One of the tournament’s biggest points of contention has been the prohibitive cost of tickets, which put matches at Azteca Stadium beyond the reach of many fans.

So Mexicans turned the streets into their stadium.

Tuesday was no different. Hours before kickoff, hundreds of thousands had already gathered, draped in the national team’s green, transforming central Mexico City into something closer to a music festival than a sporting event. Food carts lined the avenues. Music blared. Fans staged impromptu boxing matches and hung piñatas from light posts.

There was something familiar about the spectacle, something that reached beyond soccer and felt deeply Mexican.

In “The Labyrinth of Solitude,” the Nobel laureate Octavio Paz described the Mexican fiesta not as mere diversion but as a ritual of liberation, a moment when Mexicans break free of their customary reserve and surrender to communion, excess and chaos.

“Among us, the Fiesta is an explosion, a bursting forth.

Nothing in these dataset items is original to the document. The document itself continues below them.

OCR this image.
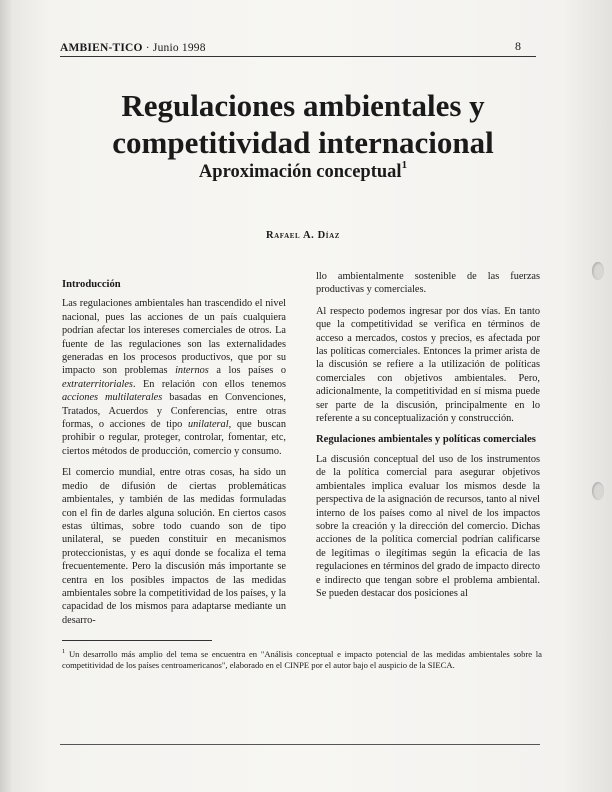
AMBIEN-TICO · Junio 1998	8
Regulaciones ambientales y
competitividad internacional
Aproximación conceptual$^1$
Rafael A. Díaz
Introducción

Las regulaciones ambientales han trascendido el nivel nacional, pues las acciones de un país cualquiera podrían afectar los intereses comerciales de otros. La fuente de las regulaciones son las externalidades generadas en los procesos productivos, que por su impacto son problemas internos a los países o extraterritoriales. En relación con ellos tenemos acciones multilaterales basadas en Convenciones, Tratados, Acuerdos y Conferencias, entre otras formas, o acciones de tipo unilateral, que buscan prohibir o regular, proteger, controlar, fomentar, etc, ciertos métodos de producción, comercio y consumo.

El comercio mundial, entre otras cosas, ha sido un medio de difusión de ciertas problemáticas ambientales, y también de las medidas formuladas con el fin de darles alguna solución. En ciertos casos estas últimas, sobre todo cuando son de tipo unilateral, se pueden constituir en mecanismos proteccionistas, y es aquí donde se focaliza el tema frecuentemente. Pero la discusión más importante se centra en los posibles impactos de las medidas ambientales sobre la competitividad de los países, y la capacidad de los mismos para adaptarse mediante un desarro-

llo ambientalmente sostenible de las fuerzas productivas y comerciales.

Al respecto podemos ingresar por dos vías. En tanto que la competitividad se verifica en términos de acceso a mercados, costos y precios, es afectada por las políticas comerciales. Entonces la primer arista de la discusión se refiere a la utilización de políticas comerciales con objetivos ambientales. Pero, adicionalmente, la competitividad en sí misma puede ser parte de la discusión, principalmente en lo referente a su conceptualización y construcción.

Regulaciones ambientales y políticas comerciales

La discusión conceptual del uso de los instrumentos de la política comercial para asegurar objetivos ambientales implica evaluar los mismos desde la perspectiva de la asignación de recursos, tanto al nivel interno de los países como al nivel de los impactos sobre la creación y la dirección del comercio. Dichas acciones de la política comercial podrían calificarse de legítimas o ilegítimas según la eficacia de las regulaciones en términos del grado de impacto directo e indirecto que tengan sobre el problema ambiental. Se pueden destacar dos posiciones al

$^1$ Un desarrollo más amplio del tema se encuentra en "Análisis conceptual e impacto potencial de las medidas ambientales sobre la competitividad de los países centroamericanos", elaborado en el CINPE por el autor bajo el auspicio de la SIECA.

Death and life, jubilee and lament, song and howl ally themselves in our festivities,” Mr. Paz wrote in his seminal essay published in 1950. “There is nothing more joyful than a Mexican fiesta, but there is also nothing sadder. The night of celebration is also a night of mourning.”

For Mr. Paz, the fiesta temporarily dissolves solitude into collective abandon. That spirit has found a new expression in this World Cup.

At the Angel of Independence on Tuesday night, Osmar Almora, 11, sat in his mother’s arms, blowing a plastic horn. Raúl Jiménez, his favorite player, had scored. One day, he said, he hoped to wear Mexico’s jersey himself.

“I knew we were going to win,” he said.

Around him, the boulevard echoed with “¡Sí se pudo!” “Yes, it could be done!” For millions of Mexicans, it was a chant about finally believing again.

Osmar, it seemed, had never stopped.